Spielberg and Lucas’s film shows us the side effects of the Nuclear Age, for at one point in the movie early on the tiny, silhouetted figure of Indiana Jones is dwarfed by the detonation of a mushroom cloud which renders him insignificant. One cannot help but feel that this image is the film’s statement of the problem, and that its climactic vision of a group of extraterrestrials leaving the planet in a flying saucer is somehow meant to be the antidote. If the cult of the Ancestors had still been around in the 1950s, Spielberg and Lucas seem to be saying, then perhaps the atrocity of the atom bomb would never have been allowed to come into being.
After all, the Ancestors took special care, when they set up civilization in the beginning, to keep its mighty powers out of the reach of mere human beings, and this is why we find that as Mesopotamian civilization declines, we begin to see more and more myths appear in which human beings are depicted as stealing technological powers from the gods: Etana, for example, becomes the first man to appropriate the power of the gods to fly by building copper wings and affixing them to an eagle whose wings had been previously destroyed; Adapa is the first human being who seeks to steal immortality from the gods (but succeeds only in bringing plagues and disease into the world) and later Gilgamesh will try to imitate him in this endeavor. These are all characters who come in at the end of Mesopotamian civilization when it is entering a state of confusion and turmoil due to its willingness to experiment with new forms of technology.

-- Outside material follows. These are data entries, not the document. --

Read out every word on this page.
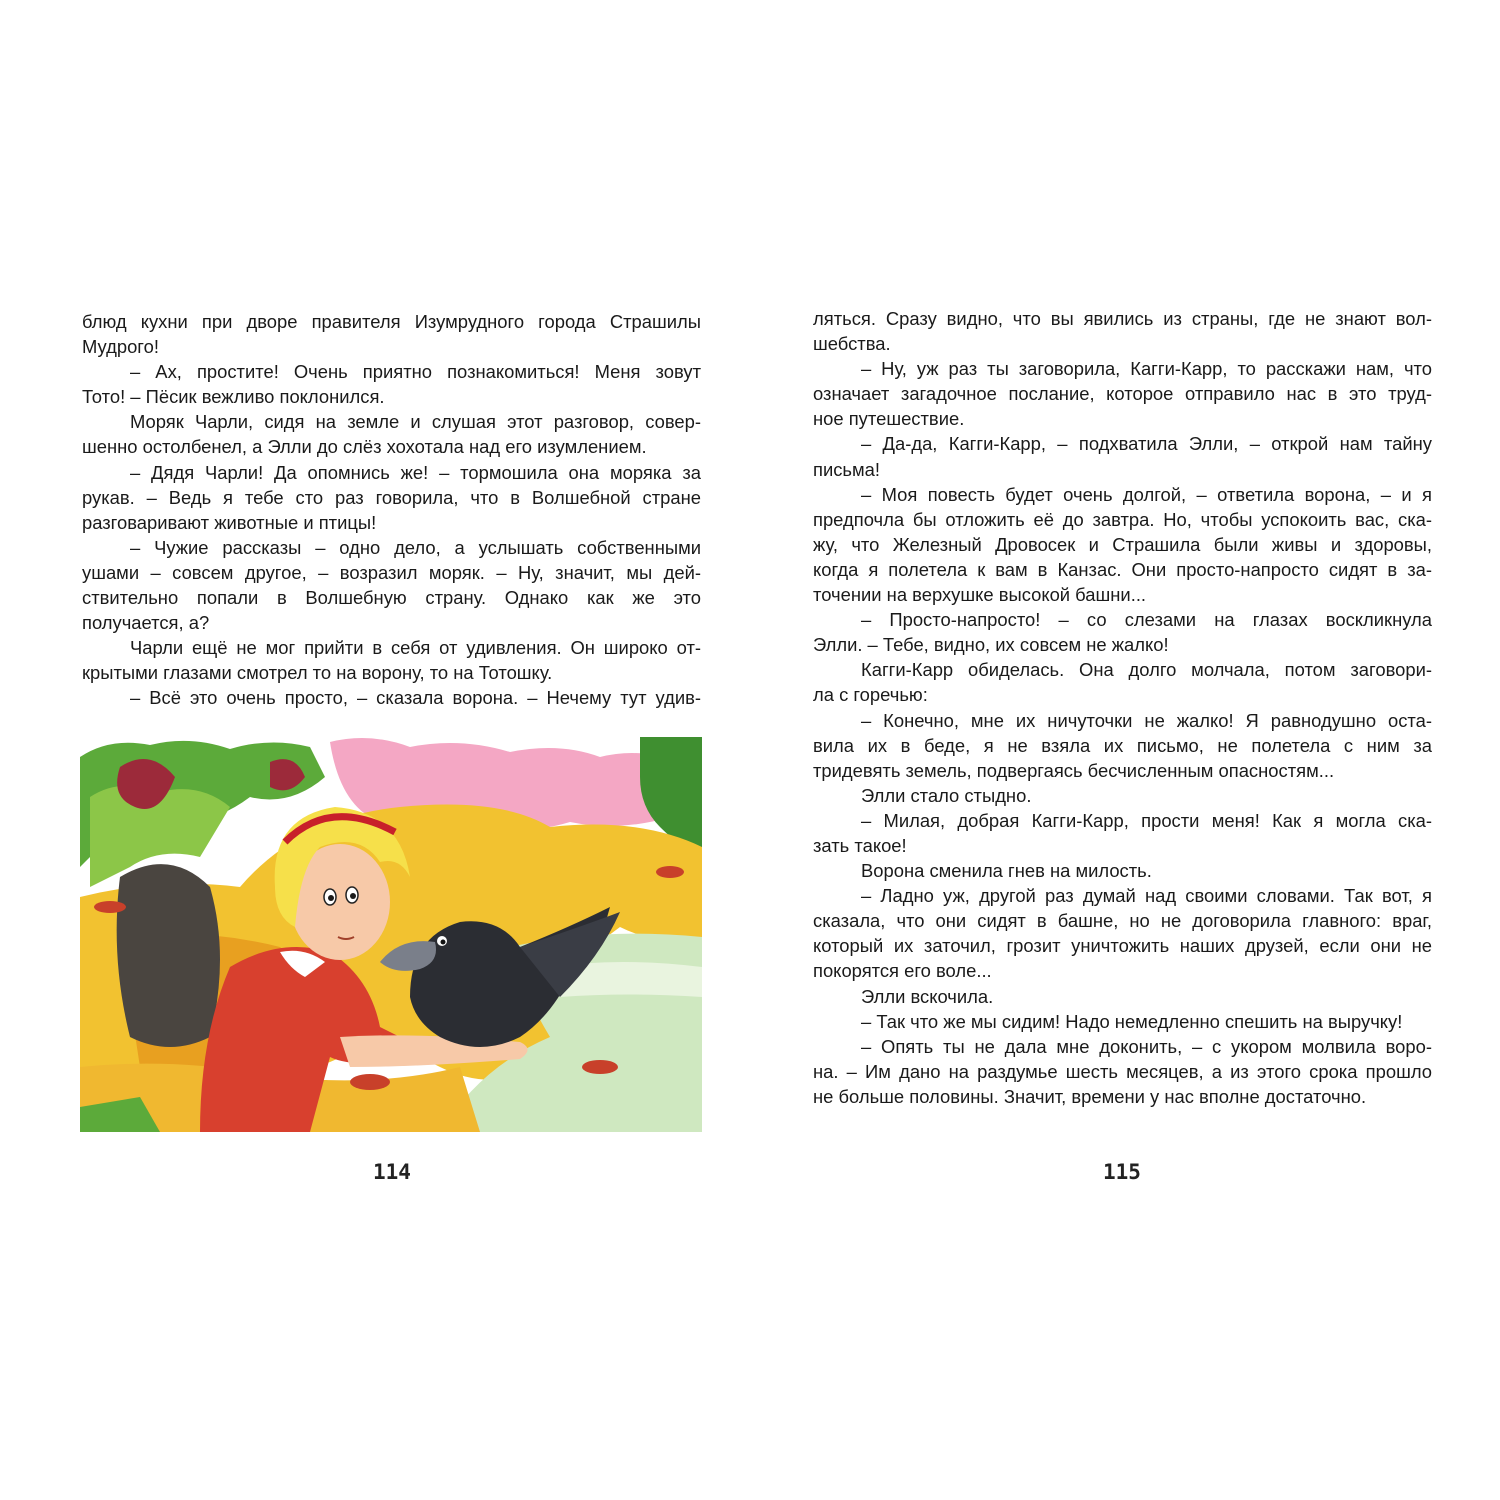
блюд кухни при дворе правителя Изумрудного города Страшилы
Мудрого!
– Ах, простите! Очень приятно познакомиться! Меня зовут
Тото! – Пёсик вежливо поклонился.
Моряк Чарли, сидя на земле и слушая этот разговор, совер-
шенно остолбенел, а Элли до слёз хохотала над его изумлением.
– Дядя Чарли! Да опомнись же! – тормошила она моряка за
рукав. – Ведь я тебе сто раз говорила, что в Волшебной стране
разговаривают животные и птицы!
– Чужие рассказы – одно дело, а услышать собственными
ушами – совсем другое, – возразил моряк. – Ну, значит, мы дей-
ствительно попали в Волшебную страну. Однако как же это
получается, а?
Чарли ещё не мог прийти в себя от удивления. Он широко от-
крытыми глазами смотрел то на ворону, то на Тотошку.
– Всё это очень просто, – сказала ворона. – Нечему тут удив-
114
ляться. Сразу видно, что вы явились из страны, где не знают вол-
шебства.
– Ну, уж раз ты заговорила, Кагги-Карр, то расскажи нам, что
означает загадочное послание, которое отправило нас в это труд-
ное путешествие.
– Да-да, Кагги-Карр, – подхватила Элли, – открой нам тайну
письма!
– Моя повесть будет очень долгой, – ответила ворона, – и я
предпочла бы отложить её до завтра. Но, чтобы успокоить вас, ска-
жу, что Железный Дровосек и Страшила были живы и здоровы,
когда я полетела к вам в Канзас. Они просто-напросто сидят в за-
точении на верхушке высокой башни...
– Просто-напросто! – со слезами на глазах воскликнула
Элли. – Тебе, видно, их совсем не жалко!
Кагги-Карр обиделась. Она долго молчала, потом заговори-
ла с горечью:
– Конечно, мне их ничуточки не жалко! Я равнодушно оста-
вила их в беде, я не взяла их письмо, не полетела с ним за
тридевять земель, подвергаясь бесчисленным опасностям...
Элли стало стыдно.
– Милая, добрая Кагги-Карр, прости меня! Как я могла ска-
зать такое!
Ворона сменила гнев на милость.
– Ладно уж, другой раз думай над своими словами. Так вот, я
сказала, что они сидят в башне, но не договорила главного: враг,
который их заточил, грозит уничтожить наших друзей, если они не
покорятся его воле...
Элли вскочила.
– Так что же мы сидим! Надо немедленно спешить на выручку!
– Опять ты не дала мне доконить, – с укором молвила воро-
на. – Им дано на раздумье шесть месяцев, а из этого срока прошло
не больше половины. Значит, времени у нас вполне достаточно.
115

We too are currently involved in a number of endeavors at trying to steal powers traditionally ascribed to the gods, such as the power to make life through genetic engineering, or to fly to other worlds, or to look down on the planet from above in the form of omnipresent satellites. We are engaged in a massive and morally questionable undertaking, and the nervous outcome of our current experiments remains to be seen. Whether the gods will sit back and allow us to destroy the planet or not — unless, like the ancient Flood Myth of the Atrahasis, they decide to intervene and wipe us out with a mass catastrophe — is the question that stands waiting for its answer.